Publié le 15 septembre 2026

Le 2 septembre 2026, OpenPeppol a achevé la reprise du Service Metadata Locator (SML), l’annuaire fondé sur le DNS qui indique au point d’accès expéditeur où sont publiées les métadonnées d’un destinataire. Jusqu’alors, le SML était hébergé par la Commission européenne sous edelivery.tech.ec.europa.eu. Il est désormais exploité par OpenPeppol sous participant.sml.prod.tech.peppol.org. Sur le plan technique, le changement est mineur - il s’agit simplement d’une autre zone DNS -, mais il a un effet secondaire facile à manquer : l’ancienne zone continue de répondre, avec des résultats de plus en plus erronés.

Ce qui a changé, et quand

  • 19 mars 2026 - ouverture de la fenêtre de migration ; la nouvelle zone OpenPeppol commence à répliquer la zone de la CE.
  • 31 mai 2026 - date limite pour que les prestataires SMP transfèrent leurs appels d’enregistrement et de gestion vers le point de terminaison OpenPeppol.
  • 31 août 2026 - date limite pour que les points d’accès et les autres clients de recherche basculent leurs requêtes DNS vers la nouvelle zone.
  • 2 septembre 2026 - le SML d’OpenPeppol devient le système principal ; l’environnement de la CE ne fait plus partie de la chaîne de production.
  • Septembre 2026 - la zone de la CE doit être mise hors service à la discrétion de la Commission.

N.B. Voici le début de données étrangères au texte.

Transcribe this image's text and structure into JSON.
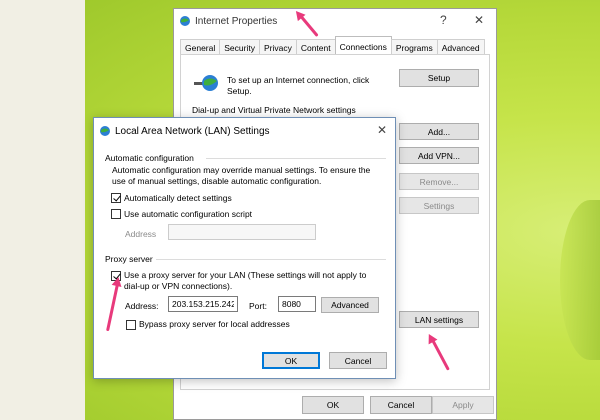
{
  "internet_properties": {
    "title": "Internet Properties",
    "help_glyph": "?",
    "close_glyph": "✕",
    "tabs": [
      {
        "label": "General"
      },
      {
        "label": "Security"
      },
      {
        "label": "Privacy"
      },
      {
        "label": "Content"
      },
      {
        "label": "Connections"
      },
      {
        "label": "Programs"
      },
      {
        "label": "Advanced"
      }
    ],
    "active_tab": "Connections",
    "setup_text": "To set up an Internet connection, click Setup.",
    "setup_button": "Setup",
    "dialup_label": "Dial-up and Virtual Private Network settings",
    "add_button": "Add...",
    "add_vpn_button": "Add VPN...",
    "remove_button": "Remove...",
    "settings_button": "Settings",
    "lan_settings_button": "LAN settings",
    "ok_button": "OK",
    "cancel_button": "Cancel",
    "apply_button": "Apply"
  },
  "lan_dialog": {
    "title": "Local Area Network (LAN) Settings",
    "close_glyph": "✕",
    "auto_config_label": "Automatic configuration",
    "auto_config_desc": "Automatic configuration may override manual settings.  To ensure the use of manual settings, disable automatic configuration.",
    "auto_detect_label": "Automatically detect settings",
    "auto_detect_checked": true,
    "auto_script_label": "Use automatic configuration script",
    "auto_script_checked": false,
    "script_address_label": "Address",
    "script_address_value": "",
    "proxy_label": "Proxy server",
    "use_proxy_label": "Use a proxy server for your LAN (These settings will not apply to dial-up or VPN connections).",
    "use_proxy_checked": true,
    "address_label": "Address:",
    "address_value": "203.153.215.242",
    "port_label": "Port:",
    "port_value": "8080",
    "advanced_button": "Advanced",
    "bypass_label": "Bypass proxy server for local addresses",
    "bypass_checked": false,
    "ok_button": "OK",
    "cancel_button": "Cancel"
  },
  "colors": {
    "arrow": "#e83a7c",
    "accent": "#0078d7",
    "desktop": "#c6e44a"
  }
}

Pourquoi l’ancienne zone est dangereuse, et pas seulement obsolète

Une zone mise hors service échouerait de manière évidente : chaque recherche renverrait « introuvable » et tout système de surveillance le détecterait en quelques minutes. L’ancienne zone de la CE fait pire. Elle continue de renvoyer des enregistrements, mais les prestataires SMP ayant achevé leur migration ne la mettent plus à jour. Pour un client qui interroge encore l’ancienne zone, trois phénomènes se produisent sans le moindre avertissement :

  • les participants enregistrés par l’intermédiaire d’un SMP migré après sa bascule n’existent pas - la recherche renvoie « non enregistré » ;
  • les participants passés d’un prestataire à un autre semblent toujours dépendre de leur ancien prestataire ;
  • les participants désinscrits par un SMP migré apparaissent toujours comme enregistrés.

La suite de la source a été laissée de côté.